Mumbai: The central cooperative banks should strive to have at least 70% of their loan portfolio for agriculture, reports PTI quoting a panel appointed by the Reserve Bank of India (RBI).

 

“The Committee... recommends that central cooperative banks (CCBs) should strive to provide at least 70% of their loan portfolio for agriculture. ...if a CCB or state cooperative bank (StCB) consistently under performs and provides less than 15% share of agricultural credit in the operational area, then that bank should be declared and treated as an urban co-operative bank,” the Expert Committee on Streamlining Short Term Co-operative Credit Structure said.

 

The panel expressed concerns that primary agricultural credit cooperative societies (PACS) and CCBs were not performing their role and giving almost 40% of their loans for non-agricultural needs.

 

It also said that “30 September 2013 be set as deadline for all StCBs and CCBs to be fully operational on CBS and providing RTGS, NEFT, ATM and POS device based services.”

 

Moreover, it recommended 31 March 2013 as a deadline for CCBs and StCBs to mobilise funds internally or externally to achieve 4% capital to risk (weighted) assets ratio (CRAR).

 

“...a large number of CCBs and some StCBs do not have adequate capital to meet even the relaxed licensing norm of 4% CRAR. The Committee recommends that 31 March 2013 may be set as the deadline for these banks to mobilise the required capital either internally or from any other external source so as to achieve 4% CRAR,” it said.

 

To mobilise funds it recommended that coopreative banks be allowed to issue fixed interest bearing deposits of 10 years or more with a lock-in period of five years and to treat such deposits as tier I capital.

 

The panel also said the Banking Regulation Act may be amended to give direct and overriding authority to the RBI for superseding the board or removing any director on the board of StCB or CCB.

 

It also said the government may consider giving income tax exemption to these entities up to 2016-17 for incentivising to achieve 9% CRAR. There should be graded CRAR norms for different business sizes, it added.

 

It estimated that about 58 CCBs would not be able to mobilise the required capital, or their business sizes are so small that they would not be sustainable in the long run and would have to be therefore consolidated with other CCBs.

 

The RBI had formed the committee in July 2012 under NABARD chairman Prakash Bakshi.

Comments
s kumar
1 decade ago
The Panel and and it's report is farce.

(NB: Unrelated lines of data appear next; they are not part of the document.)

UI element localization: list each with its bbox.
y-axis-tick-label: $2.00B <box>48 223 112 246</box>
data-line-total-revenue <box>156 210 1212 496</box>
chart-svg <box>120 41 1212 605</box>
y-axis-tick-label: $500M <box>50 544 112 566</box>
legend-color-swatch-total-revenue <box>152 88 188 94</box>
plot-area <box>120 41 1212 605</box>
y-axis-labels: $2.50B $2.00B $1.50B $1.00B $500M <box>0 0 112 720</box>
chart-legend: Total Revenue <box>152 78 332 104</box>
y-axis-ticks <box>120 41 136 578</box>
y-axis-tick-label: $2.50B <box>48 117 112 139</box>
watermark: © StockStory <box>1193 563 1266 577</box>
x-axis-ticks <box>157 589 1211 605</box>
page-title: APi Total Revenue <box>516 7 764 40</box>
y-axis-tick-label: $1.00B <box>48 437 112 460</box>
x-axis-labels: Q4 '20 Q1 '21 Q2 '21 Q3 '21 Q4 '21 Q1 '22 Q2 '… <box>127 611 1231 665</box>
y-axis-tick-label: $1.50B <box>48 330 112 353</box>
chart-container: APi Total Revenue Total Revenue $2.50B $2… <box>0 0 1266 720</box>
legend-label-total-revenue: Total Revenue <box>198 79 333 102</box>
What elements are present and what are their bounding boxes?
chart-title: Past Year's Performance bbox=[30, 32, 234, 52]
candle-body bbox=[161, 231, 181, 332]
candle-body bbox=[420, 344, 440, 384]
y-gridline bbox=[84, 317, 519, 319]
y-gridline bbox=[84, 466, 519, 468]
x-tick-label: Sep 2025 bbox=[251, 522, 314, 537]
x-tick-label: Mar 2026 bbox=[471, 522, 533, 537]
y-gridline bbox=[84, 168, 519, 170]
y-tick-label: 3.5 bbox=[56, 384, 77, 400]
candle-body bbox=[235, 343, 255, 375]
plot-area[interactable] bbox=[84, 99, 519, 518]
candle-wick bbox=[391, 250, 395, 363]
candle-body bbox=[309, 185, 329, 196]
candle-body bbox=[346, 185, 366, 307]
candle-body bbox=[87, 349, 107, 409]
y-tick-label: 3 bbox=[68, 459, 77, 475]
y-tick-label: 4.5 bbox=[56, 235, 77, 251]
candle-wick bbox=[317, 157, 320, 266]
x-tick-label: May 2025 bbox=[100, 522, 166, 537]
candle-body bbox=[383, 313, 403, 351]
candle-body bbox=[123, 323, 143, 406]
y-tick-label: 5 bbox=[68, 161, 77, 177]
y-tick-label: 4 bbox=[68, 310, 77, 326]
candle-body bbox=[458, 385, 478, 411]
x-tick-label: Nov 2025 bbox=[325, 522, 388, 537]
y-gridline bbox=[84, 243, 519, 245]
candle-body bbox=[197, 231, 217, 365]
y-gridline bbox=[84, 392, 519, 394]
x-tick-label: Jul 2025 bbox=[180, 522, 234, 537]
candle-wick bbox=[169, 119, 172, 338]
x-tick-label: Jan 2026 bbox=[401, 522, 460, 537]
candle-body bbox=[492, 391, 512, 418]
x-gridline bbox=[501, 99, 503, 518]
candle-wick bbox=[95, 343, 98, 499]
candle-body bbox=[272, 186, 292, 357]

NABARD has been conducting Statutory Inspection of SCBs and DCCBs since 1982. They never recommend Supersession of Board of these banks even they know well that these structures are down upto neck in corruption / mismanagement. It was only in 4 or 5 cases out of more than 10000 inspections conducted till now that Supersession of Board has been recommended by NABARD. It is a glaring example of Institutional Hypocracy. Further NABARD has been all the time sermoning rural Short Term Cooperative Structure to diversify and lend to NFS activities despite the fact that they have been unable to meet agri credits. Still NABARD should tell how many Banks/ PACS have not lent more than 70% or 80% to agriculture. The fact is that all of them have lend more than 90% of their portfolio to agri only. More than Rs 25000 crore has gone down the drain in the name of Revitalising STCCS or Vaidyanathan Reforms. NABARD was a strong advocate of the recommendations of Vadyanathan. NABARD has basically interested in increasing its own Profit / Balancesheet at any cost. Diectors of nabard like those of other public sector institutions never bothered to look into the functioning on this Leviathan Institution. RBI is equally a culprit in this all dirty game of promoting so called rural development through credit.